Almeno 100 mila euro. È il danno, quantificato in euro, che il calciatore della Roma , Lorenzo Pellegrini , avrebbe subito per le false accuse di stalking arrivate da una escort di 26 anni tramite una sua intervista fatta da Fabrizio Corona e da lui pubblicata sul sito dillingernews.it. Ed è anche il risarcimento chiesto dal centrocampista, nel procedimento che vede accusati di diffamazione l'ex agente e la 26enne e quest'ultima anche di calunnia e minacce. Una richiesta contenuta nella costituzione di parte civile depositata ieri al gup di Roma dal legale del calciatore, Federico Olivo . Secondo il racconto fatto dalla 26enne nell'intervista, avrebbe avuto vari incontri con Pellegrini tra gennaio e luglio 2023; poi il comportamento del centrocampista sarebbe diventato ossessivo. Uno stalking così pressante da parte del calciatore da farla entrare in uno stato di agitazione. Per lei era stato anche attivato il codice rosso, visto che aveva effettivamente presentato denuncia in tre procure: Parma, Roma e Avezzano. [...]

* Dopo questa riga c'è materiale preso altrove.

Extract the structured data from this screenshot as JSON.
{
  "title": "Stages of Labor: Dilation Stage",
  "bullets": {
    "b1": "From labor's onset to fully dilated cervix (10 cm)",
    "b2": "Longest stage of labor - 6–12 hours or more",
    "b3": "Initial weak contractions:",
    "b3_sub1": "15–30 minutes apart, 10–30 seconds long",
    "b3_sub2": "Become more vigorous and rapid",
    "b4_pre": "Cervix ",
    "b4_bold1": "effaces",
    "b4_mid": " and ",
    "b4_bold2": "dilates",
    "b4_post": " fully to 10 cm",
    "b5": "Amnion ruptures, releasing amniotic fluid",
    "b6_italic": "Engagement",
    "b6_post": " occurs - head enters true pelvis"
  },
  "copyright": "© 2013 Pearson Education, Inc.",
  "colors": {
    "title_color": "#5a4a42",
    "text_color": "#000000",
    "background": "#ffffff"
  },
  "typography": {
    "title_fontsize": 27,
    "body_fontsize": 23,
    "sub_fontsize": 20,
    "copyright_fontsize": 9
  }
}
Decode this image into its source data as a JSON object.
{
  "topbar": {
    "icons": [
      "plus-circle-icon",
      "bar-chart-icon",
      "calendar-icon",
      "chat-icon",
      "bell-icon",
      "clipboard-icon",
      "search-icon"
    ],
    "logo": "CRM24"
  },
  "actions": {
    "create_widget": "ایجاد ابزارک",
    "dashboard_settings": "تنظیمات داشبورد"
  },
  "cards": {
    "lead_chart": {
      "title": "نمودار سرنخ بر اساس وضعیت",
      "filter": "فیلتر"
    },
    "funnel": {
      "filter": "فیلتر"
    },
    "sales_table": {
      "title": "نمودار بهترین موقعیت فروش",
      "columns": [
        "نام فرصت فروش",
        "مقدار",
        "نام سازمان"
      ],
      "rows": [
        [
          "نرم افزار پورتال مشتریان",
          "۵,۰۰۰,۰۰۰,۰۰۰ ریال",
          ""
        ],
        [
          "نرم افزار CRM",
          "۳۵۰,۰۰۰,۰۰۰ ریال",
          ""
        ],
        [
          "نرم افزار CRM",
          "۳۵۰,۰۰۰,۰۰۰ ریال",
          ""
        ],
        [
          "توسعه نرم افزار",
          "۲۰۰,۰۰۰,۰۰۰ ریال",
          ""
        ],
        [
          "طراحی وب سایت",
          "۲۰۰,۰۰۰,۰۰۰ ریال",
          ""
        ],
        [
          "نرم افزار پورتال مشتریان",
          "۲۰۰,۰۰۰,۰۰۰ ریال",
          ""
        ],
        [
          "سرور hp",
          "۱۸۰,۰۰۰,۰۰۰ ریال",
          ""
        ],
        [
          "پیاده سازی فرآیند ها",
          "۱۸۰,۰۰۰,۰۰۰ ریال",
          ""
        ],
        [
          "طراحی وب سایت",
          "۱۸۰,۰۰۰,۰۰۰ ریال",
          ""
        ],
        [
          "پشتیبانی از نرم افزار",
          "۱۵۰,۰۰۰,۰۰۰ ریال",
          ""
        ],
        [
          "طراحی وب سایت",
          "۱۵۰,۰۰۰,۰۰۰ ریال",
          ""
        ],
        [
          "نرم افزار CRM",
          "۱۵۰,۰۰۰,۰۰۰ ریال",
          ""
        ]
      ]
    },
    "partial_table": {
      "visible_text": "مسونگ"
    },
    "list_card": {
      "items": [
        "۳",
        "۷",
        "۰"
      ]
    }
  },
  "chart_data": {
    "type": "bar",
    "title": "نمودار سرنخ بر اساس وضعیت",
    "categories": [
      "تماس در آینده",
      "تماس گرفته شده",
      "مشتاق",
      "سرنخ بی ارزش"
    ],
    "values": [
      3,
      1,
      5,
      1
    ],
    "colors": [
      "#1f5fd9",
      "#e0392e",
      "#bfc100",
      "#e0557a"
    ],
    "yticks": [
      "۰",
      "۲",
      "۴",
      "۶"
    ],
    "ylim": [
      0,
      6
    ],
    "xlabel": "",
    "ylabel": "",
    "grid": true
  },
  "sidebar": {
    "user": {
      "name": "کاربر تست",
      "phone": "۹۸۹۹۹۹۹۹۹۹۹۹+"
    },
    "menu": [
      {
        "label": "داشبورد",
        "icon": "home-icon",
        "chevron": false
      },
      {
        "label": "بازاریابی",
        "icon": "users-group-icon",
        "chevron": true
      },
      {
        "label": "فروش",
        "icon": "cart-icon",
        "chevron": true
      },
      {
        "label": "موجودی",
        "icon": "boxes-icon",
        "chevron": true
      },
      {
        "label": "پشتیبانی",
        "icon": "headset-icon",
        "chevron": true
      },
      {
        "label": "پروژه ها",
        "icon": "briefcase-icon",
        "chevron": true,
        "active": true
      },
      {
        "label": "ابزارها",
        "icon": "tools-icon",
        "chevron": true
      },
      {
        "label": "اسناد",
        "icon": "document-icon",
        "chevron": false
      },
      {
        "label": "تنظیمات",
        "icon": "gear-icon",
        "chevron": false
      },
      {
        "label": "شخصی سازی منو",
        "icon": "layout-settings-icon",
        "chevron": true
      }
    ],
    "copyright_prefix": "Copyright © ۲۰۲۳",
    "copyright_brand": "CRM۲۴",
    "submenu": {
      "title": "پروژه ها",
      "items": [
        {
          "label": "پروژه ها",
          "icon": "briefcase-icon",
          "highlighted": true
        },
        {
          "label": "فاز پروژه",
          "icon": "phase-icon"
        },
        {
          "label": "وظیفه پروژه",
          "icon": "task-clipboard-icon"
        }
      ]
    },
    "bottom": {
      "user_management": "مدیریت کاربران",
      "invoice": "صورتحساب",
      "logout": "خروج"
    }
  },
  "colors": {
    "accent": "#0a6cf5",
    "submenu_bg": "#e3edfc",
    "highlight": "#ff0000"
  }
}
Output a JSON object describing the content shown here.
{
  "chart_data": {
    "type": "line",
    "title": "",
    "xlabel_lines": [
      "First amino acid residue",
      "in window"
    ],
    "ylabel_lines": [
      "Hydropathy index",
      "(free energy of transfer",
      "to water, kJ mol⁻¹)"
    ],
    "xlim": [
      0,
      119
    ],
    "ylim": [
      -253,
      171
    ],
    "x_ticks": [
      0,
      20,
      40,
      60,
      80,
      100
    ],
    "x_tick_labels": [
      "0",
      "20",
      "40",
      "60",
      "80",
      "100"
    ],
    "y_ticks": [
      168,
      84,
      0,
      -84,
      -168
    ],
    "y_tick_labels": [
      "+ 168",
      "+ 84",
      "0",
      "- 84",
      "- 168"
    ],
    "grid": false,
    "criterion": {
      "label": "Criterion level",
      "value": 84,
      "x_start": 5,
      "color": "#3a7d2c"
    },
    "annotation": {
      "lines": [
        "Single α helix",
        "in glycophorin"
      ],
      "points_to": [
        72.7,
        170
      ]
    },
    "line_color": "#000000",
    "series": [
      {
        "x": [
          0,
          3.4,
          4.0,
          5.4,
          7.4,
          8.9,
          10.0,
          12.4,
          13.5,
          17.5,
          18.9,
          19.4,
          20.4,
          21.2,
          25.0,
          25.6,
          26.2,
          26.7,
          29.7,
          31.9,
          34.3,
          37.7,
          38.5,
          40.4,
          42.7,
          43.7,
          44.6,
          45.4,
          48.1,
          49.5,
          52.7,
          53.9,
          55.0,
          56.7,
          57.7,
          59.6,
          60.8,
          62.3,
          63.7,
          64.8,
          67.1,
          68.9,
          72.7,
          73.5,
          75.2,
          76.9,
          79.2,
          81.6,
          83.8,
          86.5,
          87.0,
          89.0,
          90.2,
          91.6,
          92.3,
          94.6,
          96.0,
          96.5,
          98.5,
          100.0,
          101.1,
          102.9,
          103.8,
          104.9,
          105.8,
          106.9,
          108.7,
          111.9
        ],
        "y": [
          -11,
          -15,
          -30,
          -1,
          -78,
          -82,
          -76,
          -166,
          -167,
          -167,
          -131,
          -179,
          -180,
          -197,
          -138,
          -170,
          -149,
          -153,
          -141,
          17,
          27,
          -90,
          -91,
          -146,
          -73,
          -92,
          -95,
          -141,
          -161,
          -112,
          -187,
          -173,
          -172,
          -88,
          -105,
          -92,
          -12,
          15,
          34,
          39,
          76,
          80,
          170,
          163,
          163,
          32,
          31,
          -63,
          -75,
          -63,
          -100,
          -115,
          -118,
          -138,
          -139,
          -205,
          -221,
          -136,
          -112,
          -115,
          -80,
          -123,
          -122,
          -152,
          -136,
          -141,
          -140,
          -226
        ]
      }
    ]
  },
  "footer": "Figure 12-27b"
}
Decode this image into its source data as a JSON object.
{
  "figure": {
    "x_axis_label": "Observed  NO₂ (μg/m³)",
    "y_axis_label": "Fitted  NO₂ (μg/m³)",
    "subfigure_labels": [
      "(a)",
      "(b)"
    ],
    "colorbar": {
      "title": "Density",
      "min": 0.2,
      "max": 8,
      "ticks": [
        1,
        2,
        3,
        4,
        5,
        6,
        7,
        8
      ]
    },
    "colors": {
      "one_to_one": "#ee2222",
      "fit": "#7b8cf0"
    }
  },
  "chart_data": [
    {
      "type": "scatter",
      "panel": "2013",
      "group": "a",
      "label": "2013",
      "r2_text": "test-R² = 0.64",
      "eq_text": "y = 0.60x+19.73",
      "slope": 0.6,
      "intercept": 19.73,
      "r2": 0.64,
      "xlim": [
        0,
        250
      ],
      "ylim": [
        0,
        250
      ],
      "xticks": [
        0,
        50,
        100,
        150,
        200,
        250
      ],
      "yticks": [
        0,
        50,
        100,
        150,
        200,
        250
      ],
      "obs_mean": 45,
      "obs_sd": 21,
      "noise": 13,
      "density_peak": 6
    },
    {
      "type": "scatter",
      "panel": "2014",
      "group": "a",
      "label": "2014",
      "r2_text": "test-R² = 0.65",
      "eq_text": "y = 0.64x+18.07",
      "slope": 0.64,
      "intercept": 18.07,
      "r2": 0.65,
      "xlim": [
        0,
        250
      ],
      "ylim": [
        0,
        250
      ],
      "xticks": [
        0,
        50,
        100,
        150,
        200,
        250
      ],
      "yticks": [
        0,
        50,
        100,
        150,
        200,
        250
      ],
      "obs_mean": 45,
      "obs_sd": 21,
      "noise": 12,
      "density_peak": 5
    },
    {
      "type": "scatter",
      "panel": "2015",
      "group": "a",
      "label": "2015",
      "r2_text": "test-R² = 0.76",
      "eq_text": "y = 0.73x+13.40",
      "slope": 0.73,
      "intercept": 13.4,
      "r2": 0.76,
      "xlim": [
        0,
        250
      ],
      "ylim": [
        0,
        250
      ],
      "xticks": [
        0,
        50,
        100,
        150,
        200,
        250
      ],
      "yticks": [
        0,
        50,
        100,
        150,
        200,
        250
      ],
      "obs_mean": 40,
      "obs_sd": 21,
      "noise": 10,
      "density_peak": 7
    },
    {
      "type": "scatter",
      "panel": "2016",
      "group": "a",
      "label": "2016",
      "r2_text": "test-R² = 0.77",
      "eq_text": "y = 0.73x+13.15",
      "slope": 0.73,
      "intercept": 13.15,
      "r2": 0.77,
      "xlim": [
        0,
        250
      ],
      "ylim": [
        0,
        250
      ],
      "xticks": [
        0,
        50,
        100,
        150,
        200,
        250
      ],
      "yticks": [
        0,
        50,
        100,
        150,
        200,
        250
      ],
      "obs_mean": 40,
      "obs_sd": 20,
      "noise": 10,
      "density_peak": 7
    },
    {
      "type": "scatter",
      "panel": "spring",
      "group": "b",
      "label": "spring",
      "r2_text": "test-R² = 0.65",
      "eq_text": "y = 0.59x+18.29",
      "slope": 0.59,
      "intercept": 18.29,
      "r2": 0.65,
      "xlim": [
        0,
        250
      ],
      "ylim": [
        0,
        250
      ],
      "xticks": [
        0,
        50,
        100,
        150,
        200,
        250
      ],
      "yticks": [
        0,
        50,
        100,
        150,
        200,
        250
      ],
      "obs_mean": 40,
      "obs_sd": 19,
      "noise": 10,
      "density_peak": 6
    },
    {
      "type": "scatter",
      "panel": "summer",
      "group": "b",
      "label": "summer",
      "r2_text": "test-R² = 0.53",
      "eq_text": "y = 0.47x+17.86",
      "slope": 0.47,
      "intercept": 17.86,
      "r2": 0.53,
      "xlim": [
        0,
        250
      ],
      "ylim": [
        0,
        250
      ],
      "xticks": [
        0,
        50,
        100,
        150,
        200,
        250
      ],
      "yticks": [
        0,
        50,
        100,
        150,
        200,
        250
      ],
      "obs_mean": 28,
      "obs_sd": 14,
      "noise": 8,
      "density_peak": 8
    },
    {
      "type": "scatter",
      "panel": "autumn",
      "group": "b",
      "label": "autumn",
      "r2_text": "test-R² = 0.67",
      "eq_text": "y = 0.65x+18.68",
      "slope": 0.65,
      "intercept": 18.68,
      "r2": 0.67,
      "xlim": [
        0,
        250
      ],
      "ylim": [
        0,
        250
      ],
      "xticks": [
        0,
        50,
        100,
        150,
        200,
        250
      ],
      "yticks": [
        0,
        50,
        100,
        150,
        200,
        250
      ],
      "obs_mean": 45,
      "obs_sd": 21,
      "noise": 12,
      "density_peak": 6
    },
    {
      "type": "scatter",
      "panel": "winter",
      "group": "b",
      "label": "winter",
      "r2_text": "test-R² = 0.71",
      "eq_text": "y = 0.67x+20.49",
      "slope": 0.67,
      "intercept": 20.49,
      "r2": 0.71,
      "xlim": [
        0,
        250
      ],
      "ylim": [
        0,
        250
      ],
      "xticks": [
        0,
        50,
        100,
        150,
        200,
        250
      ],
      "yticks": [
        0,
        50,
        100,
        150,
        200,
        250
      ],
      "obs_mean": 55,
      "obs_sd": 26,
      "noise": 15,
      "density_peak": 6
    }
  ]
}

Secondo le indagini dei carabinieri del Comando provinciale di Roma, però, la ragazza e il calciatore non si sono mai conosciuti. Tra loro non c'è stata neppure mai una stretta di mano, I carabinieri hanno "smontato" ogni dichiarazione della donna grazie all'analisi dei tabulati telefonici della 26enne e del centrocampista e alla testimonianza di chi la conosceva. Nelle denunce l'escort parlava di inviti all'Olimpico da parte del centrocampista, ma il suo telefono non agganciava la cella di riferimento nei giorni in cui diceva di aver assistito alle partite della Roma. Allo stesso modo, il cellulare di Pellegrini e quello della 26enne non sono mai risultati essere nello stesso luogo. C'è poi la questione dell'affitto che il giallorosso avrebbe sostenuto per lei, smentita anche questa. A pagare l'appartamento in zona Prati non era il capitano e neanche qualcuno a lui vicino - come sosteneva la donna - ma un uomo con cui aveva avuto una relazione. È stato proprio lui a confermarlo agli inquirenti, chiarendo così anche questo aspetto. Quello che non è chiaro è il motivo di tante bugie e perché proprio Pellegrini. Il sospetto iniziale era che si potesse celare una tentata estorsione rispetto alla quale il calciatore azzurro, esasperato, potesse cedere e pagare. Ma richieste di soldi non ce ne sono state. Vista la «totale infondatezza della ricostruzione» della donna, la posizione di Pellegrini è stata archiviata dalla procura di Roma e Corona e la 26enne sono finiti sul registro degli indagati. [...]
«Se da questa brutta vicenda arriverà un risarcimento, sarà tutto devoluto in beneficenza in favore di chi ha davvero bisogno», ha fatto sapere Pellegrini tramite il suo avvocato.